医療モニタリング訴訟の概要と主要判例
医療モニタリング請求とは、原告が将来の健康被害を予測し、その予防的な診断や治療費用の支払いを求める訴訟です。過去25年間にわたり、米国の州裁判所・連邦裁判所で数多く提起されてきましたが、判例は一様ではなく、州ごとに要件が異なります。本稿では、代表的な判例とその判示のポイントを紹介します。
Lowe v. Philip Morris USA, Inc.(オレゴン州、2008年)

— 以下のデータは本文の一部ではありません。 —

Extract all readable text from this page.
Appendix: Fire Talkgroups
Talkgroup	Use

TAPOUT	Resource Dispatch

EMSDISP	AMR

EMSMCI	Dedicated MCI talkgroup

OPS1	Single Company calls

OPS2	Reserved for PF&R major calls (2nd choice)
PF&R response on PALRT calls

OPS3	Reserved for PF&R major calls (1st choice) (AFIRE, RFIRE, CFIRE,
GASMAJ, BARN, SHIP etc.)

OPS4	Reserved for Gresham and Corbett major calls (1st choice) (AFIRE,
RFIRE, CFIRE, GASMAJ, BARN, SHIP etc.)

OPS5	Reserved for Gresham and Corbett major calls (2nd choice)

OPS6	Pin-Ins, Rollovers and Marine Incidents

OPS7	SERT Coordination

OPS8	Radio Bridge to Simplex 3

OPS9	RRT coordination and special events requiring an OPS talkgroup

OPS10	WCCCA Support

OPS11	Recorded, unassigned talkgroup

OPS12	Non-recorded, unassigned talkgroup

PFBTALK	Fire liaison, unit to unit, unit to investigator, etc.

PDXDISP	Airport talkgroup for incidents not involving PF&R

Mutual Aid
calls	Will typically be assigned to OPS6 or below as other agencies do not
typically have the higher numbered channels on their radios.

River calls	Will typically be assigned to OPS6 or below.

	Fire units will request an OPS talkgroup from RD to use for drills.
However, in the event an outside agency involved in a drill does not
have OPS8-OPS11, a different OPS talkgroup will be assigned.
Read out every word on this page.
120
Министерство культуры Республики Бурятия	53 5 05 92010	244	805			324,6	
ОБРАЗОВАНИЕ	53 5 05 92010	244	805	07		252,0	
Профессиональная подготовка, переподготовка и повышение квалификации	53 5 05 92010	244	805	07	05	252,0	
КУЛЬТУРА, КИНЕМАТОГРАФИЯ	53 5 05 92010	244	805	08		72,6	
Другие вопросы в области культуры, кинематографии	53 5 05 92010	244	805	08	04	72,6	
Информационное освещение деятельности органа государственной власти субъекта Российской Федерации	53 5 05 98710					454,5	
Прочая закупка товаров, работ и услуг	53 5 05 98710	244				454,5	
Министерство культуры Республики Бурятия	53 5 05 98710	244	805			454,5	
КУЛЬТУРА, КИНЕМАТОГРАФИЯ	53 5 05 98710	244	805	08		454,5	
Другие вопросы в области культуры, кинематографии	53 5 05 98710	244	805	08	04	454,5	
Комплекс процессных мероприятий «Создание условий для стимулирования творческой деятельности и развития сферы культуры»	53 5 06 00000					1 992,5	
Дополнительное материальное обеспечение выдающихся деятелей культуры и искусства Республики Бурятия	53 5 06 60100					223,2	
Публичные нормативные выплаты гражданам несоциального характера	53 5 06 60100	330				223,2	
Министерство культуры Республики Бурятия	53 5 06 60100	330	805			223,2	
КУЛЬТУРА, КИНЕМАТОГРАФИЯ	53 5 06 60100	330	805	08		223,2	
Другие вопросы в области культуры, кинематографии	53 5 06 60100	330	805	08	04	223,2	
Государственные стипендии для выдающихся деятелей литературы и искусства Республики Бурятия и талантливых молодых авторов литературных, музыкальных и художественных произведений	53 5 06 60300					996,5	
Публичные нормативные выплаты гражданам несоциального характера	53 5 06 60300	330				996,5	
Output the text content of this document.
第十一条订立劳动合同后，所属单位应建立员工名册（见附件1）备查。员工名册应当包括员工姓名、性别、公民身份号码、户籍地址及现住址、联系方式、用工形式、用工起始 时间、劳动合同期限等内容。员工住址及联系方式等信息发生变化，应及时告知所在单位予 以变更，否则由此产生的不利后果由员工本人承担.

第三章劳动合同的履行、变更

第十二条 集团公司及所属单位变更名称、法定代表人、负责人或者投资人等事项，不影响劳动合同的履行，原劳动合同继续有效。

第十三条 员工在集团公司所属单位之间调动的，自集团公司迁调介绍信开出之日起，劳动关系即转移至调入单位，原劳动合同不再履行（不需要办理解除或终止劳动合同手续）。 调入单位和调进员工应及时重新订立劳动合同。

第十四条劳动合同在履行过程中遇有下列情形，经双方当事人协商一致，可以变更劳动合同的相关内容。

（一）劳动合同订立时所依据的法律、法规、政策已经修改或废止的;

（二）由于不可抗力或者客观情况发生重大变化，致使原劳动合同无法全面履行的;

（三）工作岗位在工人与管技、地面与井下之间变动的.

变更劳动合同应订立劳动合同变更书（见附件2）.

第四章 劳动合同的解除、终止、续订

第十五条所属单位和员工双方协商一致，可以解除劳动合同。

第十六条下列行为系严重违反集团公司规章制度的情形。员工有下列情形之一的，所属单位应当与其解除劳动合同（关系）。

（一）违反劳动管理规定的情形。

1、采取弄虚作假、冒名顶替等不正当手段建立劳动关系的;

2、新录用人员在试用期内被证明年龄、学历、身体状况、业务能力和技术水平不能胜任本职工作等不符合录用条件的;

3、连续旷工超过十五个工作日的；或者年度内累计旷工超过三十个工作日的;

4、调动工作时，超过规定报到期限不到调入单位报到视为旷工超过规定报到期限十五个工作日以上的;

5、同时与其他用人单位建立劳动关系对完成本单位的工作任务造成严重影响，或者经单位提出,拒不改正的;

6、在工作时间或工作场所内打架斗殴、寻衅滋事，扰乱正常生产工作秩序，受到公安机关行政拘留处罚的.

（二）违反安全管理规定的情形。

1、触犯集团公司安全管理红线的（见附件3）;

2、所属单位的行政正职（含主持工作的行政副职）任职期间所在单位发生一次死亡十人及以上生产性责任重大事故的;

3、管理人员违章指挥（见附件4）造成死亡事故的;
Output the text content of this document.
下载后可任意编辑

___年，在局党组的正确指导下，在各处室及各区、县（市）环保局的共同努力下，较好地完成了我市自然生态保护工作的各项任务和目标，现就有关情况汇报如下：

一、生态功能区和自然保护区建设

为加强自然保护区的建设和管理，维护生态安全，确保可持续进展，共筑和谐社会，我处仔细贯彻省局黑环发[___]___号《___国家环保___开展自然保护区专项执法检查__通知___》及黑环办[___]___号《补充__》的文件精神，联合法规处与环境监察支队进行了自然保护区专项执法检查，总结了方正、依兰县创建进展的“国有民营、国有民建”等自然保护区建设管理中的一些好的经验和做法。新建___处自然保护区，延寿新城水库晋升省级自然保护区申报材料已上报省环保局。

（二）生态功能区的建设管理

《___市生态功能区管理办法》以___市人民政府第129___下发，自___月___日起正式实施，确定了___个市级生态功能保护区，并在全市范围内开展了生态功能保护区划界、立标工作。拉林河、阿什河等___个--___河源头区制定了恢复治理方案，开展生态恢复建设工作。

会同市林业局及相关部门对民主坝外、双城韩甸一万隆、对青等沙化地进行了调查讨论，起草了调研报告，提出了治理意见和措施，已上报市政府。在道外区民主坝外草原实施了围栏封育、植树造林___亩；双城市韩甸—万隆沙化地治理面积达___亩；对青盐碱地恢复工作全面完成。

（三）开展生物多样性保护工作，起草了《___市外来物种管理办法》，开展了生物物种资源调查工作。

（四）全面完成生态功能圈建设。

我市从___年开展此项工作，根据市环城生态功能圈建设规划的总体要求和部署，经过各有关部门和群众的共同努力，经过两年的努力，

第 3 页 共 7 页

喫煙者がフィリップ・モリスに対し、将来の肺がんリスクを根拠に医療モニタリング費用の支払いを求めましたが、オレゴン州最高裁は「潜在的過失は確定的な過失とは異なる」とし、原告は現在の具体的な疾病を証明する必要があると判断しました。
Cole v. ASARCO, Inc.(オクラホマ州、2009年)
鉱山汚染による将来の健康被害を訴えたケースで、連邦地区裁判所はオクラホマ州法に基づき「既存の疾病や身体的損傷がなければ将来の医療費は回収できない」とし、医療モニタリング請求を認めませんでした。これはオレゴン判決と同様の基準を確認したものです。
Miranda v. DaCruz(ロードアイランド州、2009年)
子どもの鉛中毒が将来の健康問題につながると主張しましたが、裁判所は「身体的・発達的な症状が確認できない」ため、医療モニタリングの請求を退けました。
Donovan v. Philip Morris USA, Inc.(マサチューセッツ州、2009年)
喫煙者が早期がん検査の結果を根拠に、肺がんリスクの増大を証明し、医療モニタリング費用の支払いを勝ち取りました。この判例は「将来のリスクを医学的証拠で裏付ける」ことが重要であることを示しました。
2020年までに米国で40件以上の医療モニタリング訴訟が提起され、2023年現在、州ごとの判例は今後の訴訟戦略に大きな影響を与えています。